Один столб — два — три — четыре... много столбов... На столбы понатыкано что-то тоже заиндевевшее, словно клочья седой шерсти...
На иных столбах какие-то колеса с зубцами... На колесах тоже валяется что-то распластанное, безобразное... Торчат и белеются кости белые...
Так вон где этот вороний гвалт, около колес на кольях, над столбами...
Левин подходит ближе, и птицы, шарахнув вверх и по сторонам, производят ужасный крик, кружась в воздухе... Карканье какое-то злое, страшное...
Левин подходит еще ближе к столбам и с ужасом отступает... На колесах — люди! Трупы человеческие... Это белеются кости ног, рук, ребра голые... Птицы почти все мясо посклевали...
Ужас охватил Левина. Он стоит и не может двинуться. Он бежать не может... Эти недоклеванные мертвецы погонятся за ним.

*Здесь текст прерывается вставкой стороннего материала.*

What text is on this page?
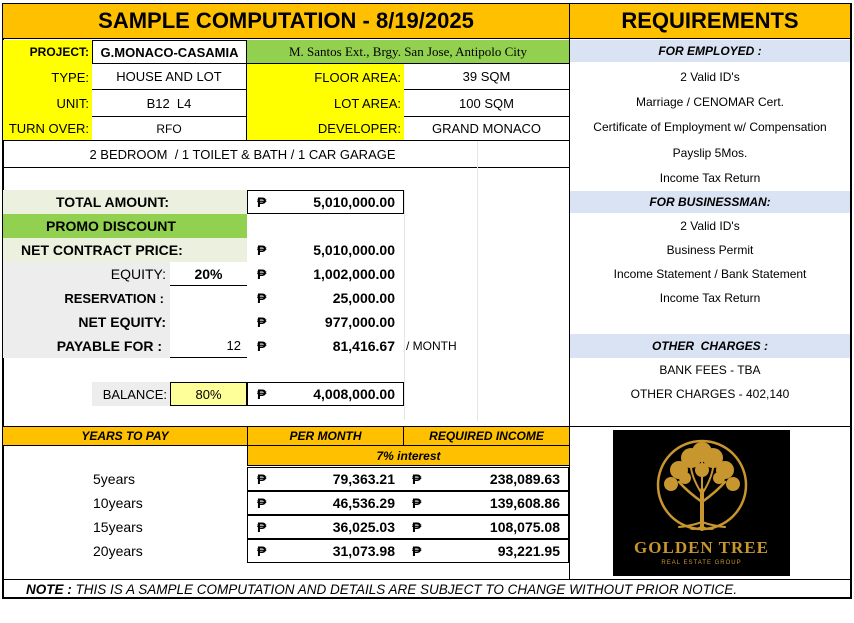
SAMPLE COMPUTATION - 8/19/2025
PROJECT: G.MONACO-CASAMIA	M. Santos Ext., Brgy. San Jose, Antipolo City
TYPE:	HOUSE AND LOT	FLOOR AREA:	39 SQM
UNIT:	B12  L4	LOT AREA:	100 SQM
TURN OVER:	RFO	DEVELOPER:	GRAND MONACO
2 BEDROOM  / 1 TOILET & BATH / 1 CAR GARAGE
TOTAL AMOUNT:	₱	5,010,000.00
PROMO DISCOUNT
NET CONTRACT PRICE:	₱	5,010,000.00
EQUITY:	20%	₱	1,002,000.00
RESERVATION :	₱	25,000.00
NET EQUITY:	₱	977,000.00
PAYABLE FOR :	12	₱	81,416.67 / MONTH
BALANCE:	80%	₱	4,008,000.00
YEARS TO PAY	PER MONTH	REQUIRED INCOME
7% interest
5years	₱	79,363.21 ₱	238,089.63
10years	₱	46,536.29 ₱	139,608.86
15years	₱	36,025.03 ₱	108,075.08
20years	₱	31,073.98 ₱	93,221.95
REQUIREMENTS
FOR EMPLOYED :
2 Valid ID's
Marriage / CENOMAR Cert.
Certificate of Employment w/ Compensation
Payslip 5Mos.
Income Tax Return
FOR BUSINESSMAN:
2 Valid ID's
Business Permit
Income Statement / Bank Statement
Income Tax Return
OTHER  CHARGES :
BANK FEES - TBA
OTHER CHARGES - 402,140
GOLDEN TREE
REAL ESTATE GROUP
NOTE : THIS IS A SAMPLE COMPUTATION AND DETAILS ARE SUBJECT TO CHANGE WITHOUT PRIOR NOTICE.
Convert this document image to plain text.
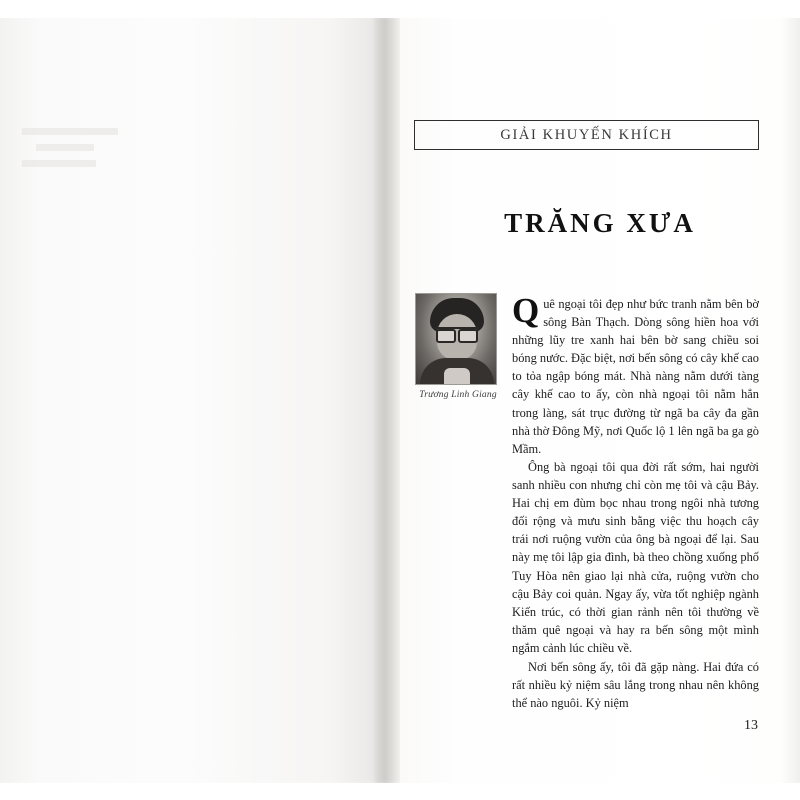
GIẢI KHUYẾN KHÍCH
TRĂNG XƯA
Trương Linh Giang
Q uê ngoại tôi đẹp như bức tranh nằm bên bờ sông Bàn Thạch. Dòng sông hiền hoa với những lũy tre xanh hai bên bờ sang chiều soi bóng nước. Đặc biệt, nơi bến sông có cây khế cao to tỏa ngập bóng mát. Nhà nàng nằm dưới tàng cây khế cao to ấy, còn nhà ngoại tôi nằm hẳn trong làng, sát trục đường từ ngã ba cây đa gần nhà thờ Đông Mỹ, nơi Quốc lộ 1 lên ngã ba ga gò Mầm.

Ông bà ngoại tôi qua đời rất sớm, hai người sanh nhiều con nhưng chỉ còn mẹ tôi và cậu Bảy. Hai chị em đùm bọc nhau trong ngôi nhà tương đối rộng và mưu sinh bằng việc thu hoạch cây trái nơi ruộng vườn của ông bà ngoại để lại. Sau này mẹ tôi lập gia đình, bà theo chồng xuống phố Tuy Hòa nên giao lại nhà cửa, ruộng vườn cho cậu Bảy coi quản. Ngay ấy, vừa tốt nghiệp ngành Kiến trúc, có thời gian rảnh nên tôi thường về thăm quê ngoại và hay ra bến sông một mình ngắm cảnh lúc chiều về.

Nơi bến sông ấy, tôi đã gặp nàng. Hai đứa có rất nhiều kỷ niệm sâu lắng trong nhau nên không thể nào nguôi. Kỷ niệm

13
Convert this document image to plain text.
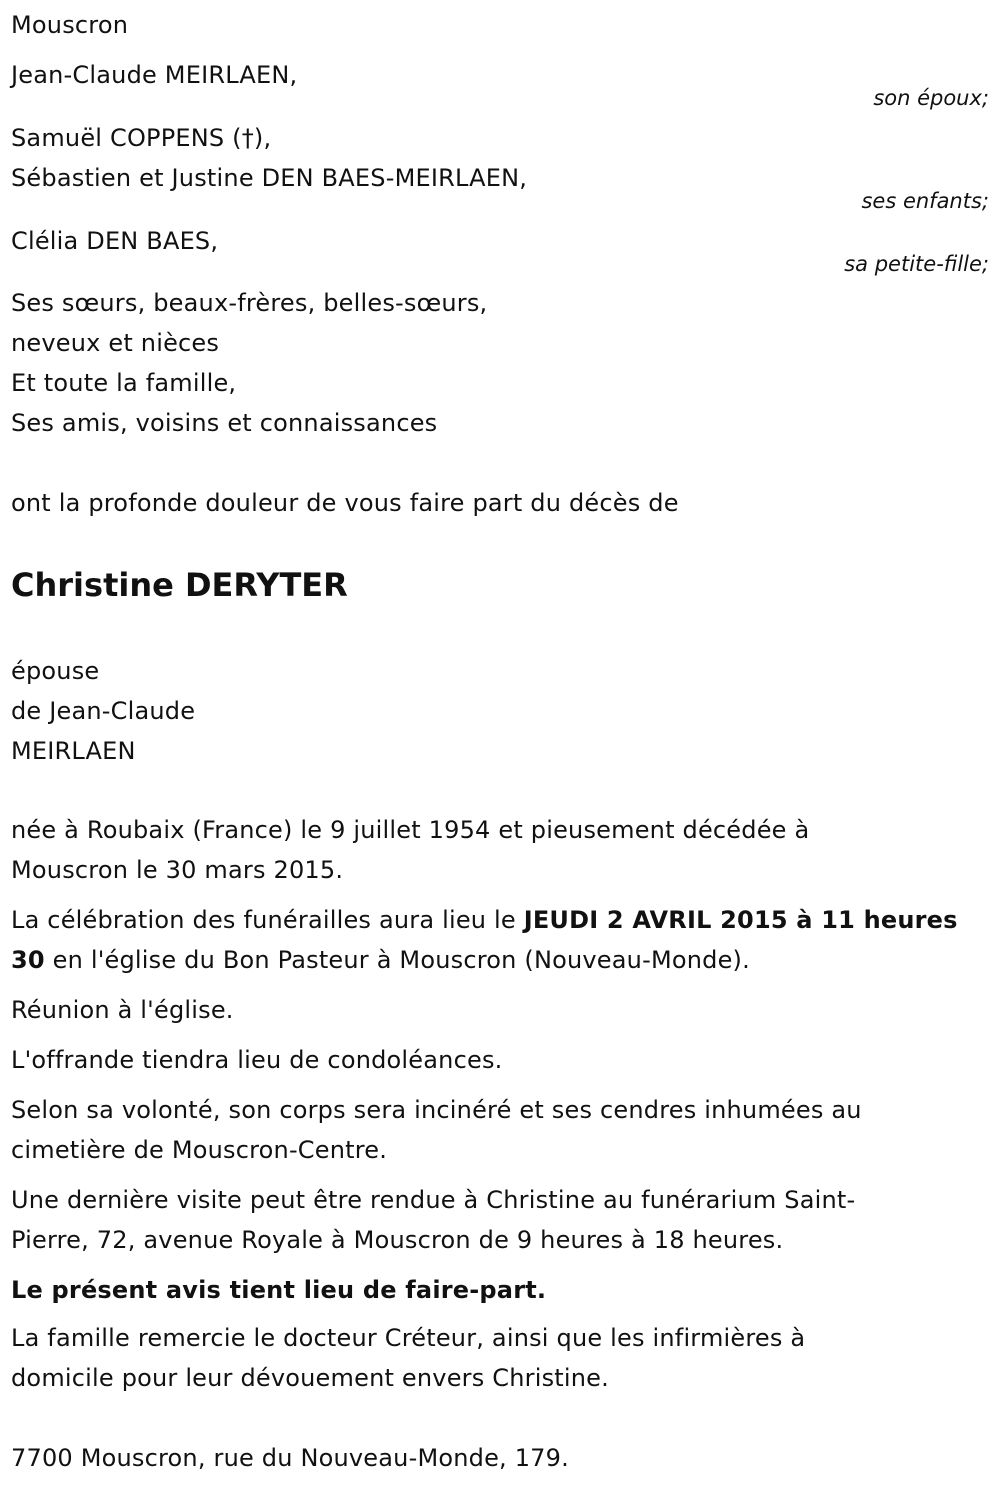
Mouscron
Jean-Claude MEIRLAEN,
son époux;
Samuël COPPENS (†),
Sébastien et Justine DEN BAES-MEIRLAEN,
ses enfants;
Clélia DEN BAES,
sa petite-fille;
Ses sœurs, beaux-frères, belles-sœurs,
neveux et nièces
Et toute la famille,
Ses amis, voisins et connaissances
ont la profonde douleur de vous faire part du décès de
Christine DERYTER
épouse
de Jean-Claude
MEIRLAEN
née à Roubaix (France) le 9 juillet 1954 et pieusement décédée à
Mouscron le 30 mars 2015.
La célébration des funérailles aura lieu le JEUDI 2 AVRIL 2015 à 11 heures
30 en l'église du Bon Pasteur à Mouscron (Nouveau-Monde).
Réunion à l'église.
L'offrande tiendra lieu de condoléances.
Selon sa volonté, son corps sera incinéré et ses cendres inhumées au
cimetière de Mouscron-Centre.
Une dernière visite peut être rendue à Christine au funérarium Saint-
Pierre, 72, avenue Royale à Mouscron de 9 heures à 18 heures.
Le présent avis tient lieu de faire-part.
La famille remercie le docteur Créteur, ainsi que les infirmières à
domicile pour leur dévouement envers Christine.
7700 Mouscron, rue du Nouveau-Monde, 179.
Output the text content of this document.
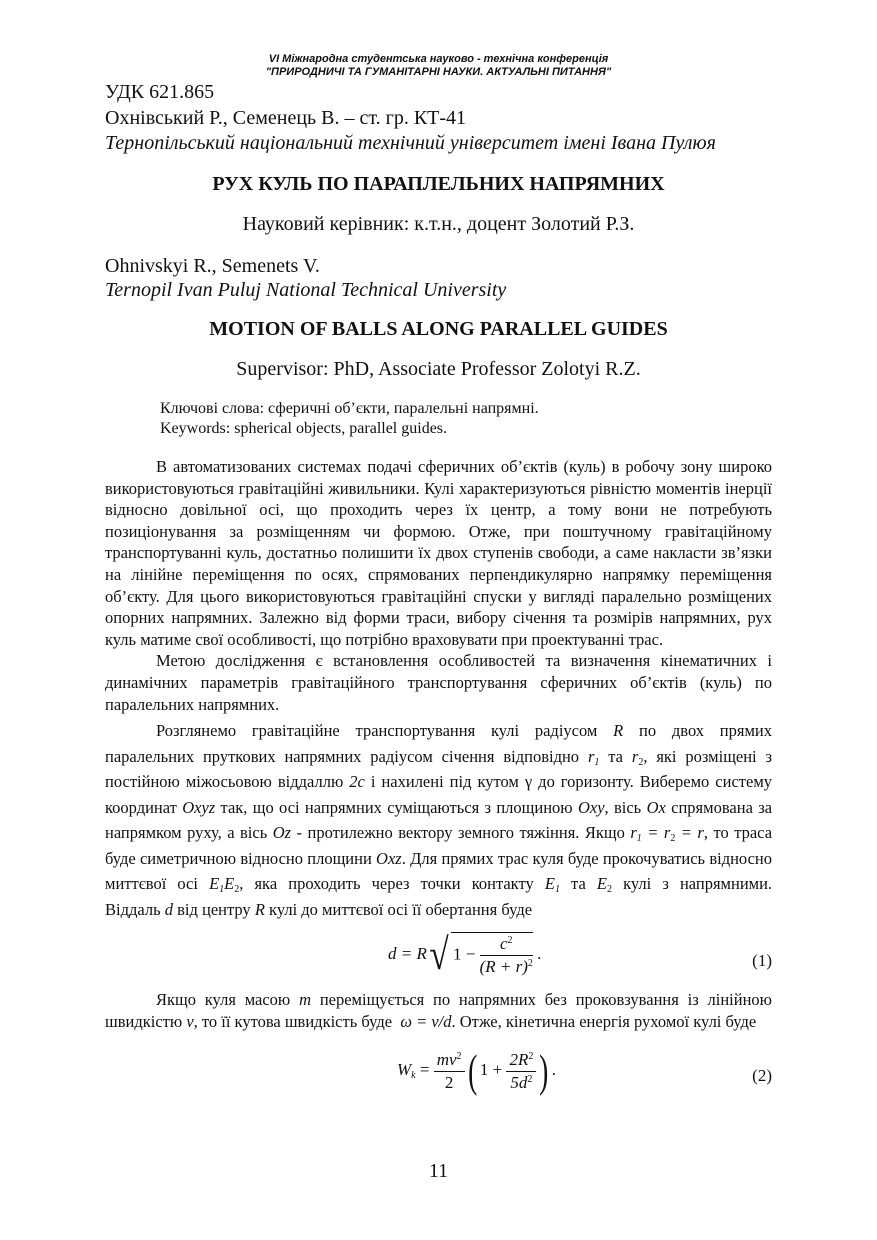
VI Міжнародна студентська науково - технічна конференція
"ПРИРОДНИЧІ ТА ГУМАНІТАРНІ НАУКИ. АКТУАЛЬНІ ПИТАННЯ"
УДК 621.865
Охнівський Р., Семенець В. – ст. гр. КТ-41
Тернопільський національний технічний університет імені Івана Пулюя
РУХ КУЛЬ ПО ПАРАПЛЕЛЬНИХ НАПРЯМНИХ
Науковий керівник: к.т.н., доцент Золотий Р.З.
Ohnivskyi R., Semenets V.
Ternopil Ivan Puluj National Technical University
MOTION OF BALLS ALONG PARALLEL GUIDES
Supervisor: PhD, Associate Professor Zolotyi R.Z.
Ключові слова: сферичні об’єкти, паралельні напрямні.
Keywords: spherical objects, parallel guides.

В автоматизованих системах подачі сферичних об’єктів (куль) в робочу зону широко використовуються гравітаційні живильники. Кулі характеризуються рівністю моментів інерції відносно довільної осі, що проходить через їх центр, а тому вони не потребують позиціонування за розміщенням чи формою. Отже, при поштучному гравітаційному транспортуванні куль, достатньо полишити їх двох ступенів свободи, а саме накласти зв’язки на лінійне переміщення по осях, спрямованих перпендикулярно напрямку переміщення об’єкту. Для цього використовуються гравітаційні спуски у вигляді паралельно розміщених опорних напрямних. Залежно від форми траси, вибору січення та розмірів напрямних, рух куль матиме свої особливості, що потрібно враховувати при проектуванні трас.

Метою дослідження є встановлення особливостей та визначення кінематичних і динамічних параметрів гравітаційного транспортування сферичних об’єктів (куль) по паралельних напрямних.

Розглянемо гравітаційне транспортування кулі радіусом R по двох прямих паралельних пруткових напрямних радіусом січення відповідно $r_1$ та $r_2$, які розміщені з постійною міжосьовою віддаллю 2c і нахилені під кутом γ до горизонту. Виберемо систему координат Oxyz так, що осі напрямних суміщаються з площиною Oxy, вісь Ox спрямована за напрямком руху, а вісь Oz - протилежно вектору земного тяжіння. Якщо $r_1 = r_2 = r$, то траса буде симетричною відносно площини Oxz. Для прямих трас куля буде прокочуватись відносно миттєвої осі $E_1E_2$, яка проходить через точки контакту $E_1$ та $E_2$ кулі з напрямними. Віддаль d від центру R кулі до миттєвої осі її обертання буде

d = R√ $1 - \frac{c^2}{(R + r)^2}$ .	(1)

Якщо куля масою m переміщується по напрямних без проковзування із лінійною швидкістю v, то її кутова швидкість буде ω = v/d. Отже, кінетична енергія рухомої кулі буде

$W_k = \frac{mv^2}{2}$ ( $1 + \frac{2R^2}{5d^2}$ ) .	(2)
11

А на столбах, на кольях — еще ужаснее... Это торчат всклоченные, заиндевевшие головы человеческие. Их птица не тронула, боится, глупая, человека, его лица. Да и как не бояться? Он такой страшный зверь, страшнее всякого зверя... Голову человека страшно трогать, только она в состоянии выдумывать такие ужасы, такие муки. Страшна голова человеческая, даже мертвая, ох, как страшна! А живая, которая выдумала такие муки злобные, должна быть еще ужаснее...
И это — как раз против самой церкви! Это люди не боятся делать такие ужасы вблизи мест и храмов, посвященных Тому, кто был весь милость, всепрощение, который Сам приходил затем на землю, чтобы спасти людей от этих мук, от этих ужасов... Напрасно приходил, напрасно пострадал!